Review of Accidents
“The first accident is birth followed by the first absence as this poet begins to mend the familiar faces in broken windows and broken crockery, to complete unfinished portraits and fill in the hairline cracks in memory, as, quoting Mark Strand, her “parents rise out of their thrones into the milky rooms of thrones.”
Genni Gunn's story begins in ancestral conflict, where smashed plates in domestic arguments reverberate “plates inside the earth, this liquid rage a perfect storm,” as she finds refuge in many rooms, the countries of the heart, and the notion, shared with Strand, of invisible interventions.

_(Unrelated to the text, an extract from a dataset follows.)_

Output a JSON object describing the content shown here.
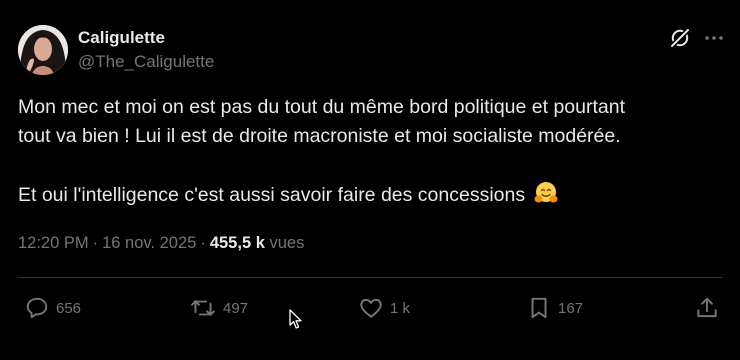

As she changes key from absence to artifact, we note the human condition, substituting phenomenal evidence of existence for the parental void, inhabiting characters and masks, even voices, discovering
The scold’s bridle was a mask attached
to a locked iron muzzle studded with spikes
to dissuade women from speaking,
yet words are masks too.
Many witness to poetry as praise song, secular prayer. All agree that it should be its own music, and writers like Gunn, whose authentic voice hovers in the jazz key of B flat, is a refreshment of that golden rule.
And every night
she is transformed into a darkness
other than herself –
And, as she rolls into her third movement, we realise this opus is more than scat, unstrung songs related to the heart but a construct, maybe opera. She is Italian after all. In the theatre they say every movement must have a motivation. For this poet it is navigation of the ghosts who accompany her on her journey through time. Invisible, blind, moving by touch, haptic decisions, they are always present, invisible, irrevocable. Once touched, they become memory, as hard and fast as any rule of music or grammar. Love endures. Danger endures. Accidents happen.
You cannot ignore them
or turn them away
they cleave to you-
They know you the way
refugees know one another…
In the end, the event, Gunn, in her final costume, birthday suit again, gives us a prescription for anxiety, the condition of our time as we hover in the shadow of global catastrophe
In the event of an event impending death build windows
to escape from eternal arks temples for disbelievers to conceal
the aftershocks bridges to span the sudden gulps the panic
and the enduring hope that we will overcome, reverberations of the childhood rhyme, going in and out the windows, as we have done before.”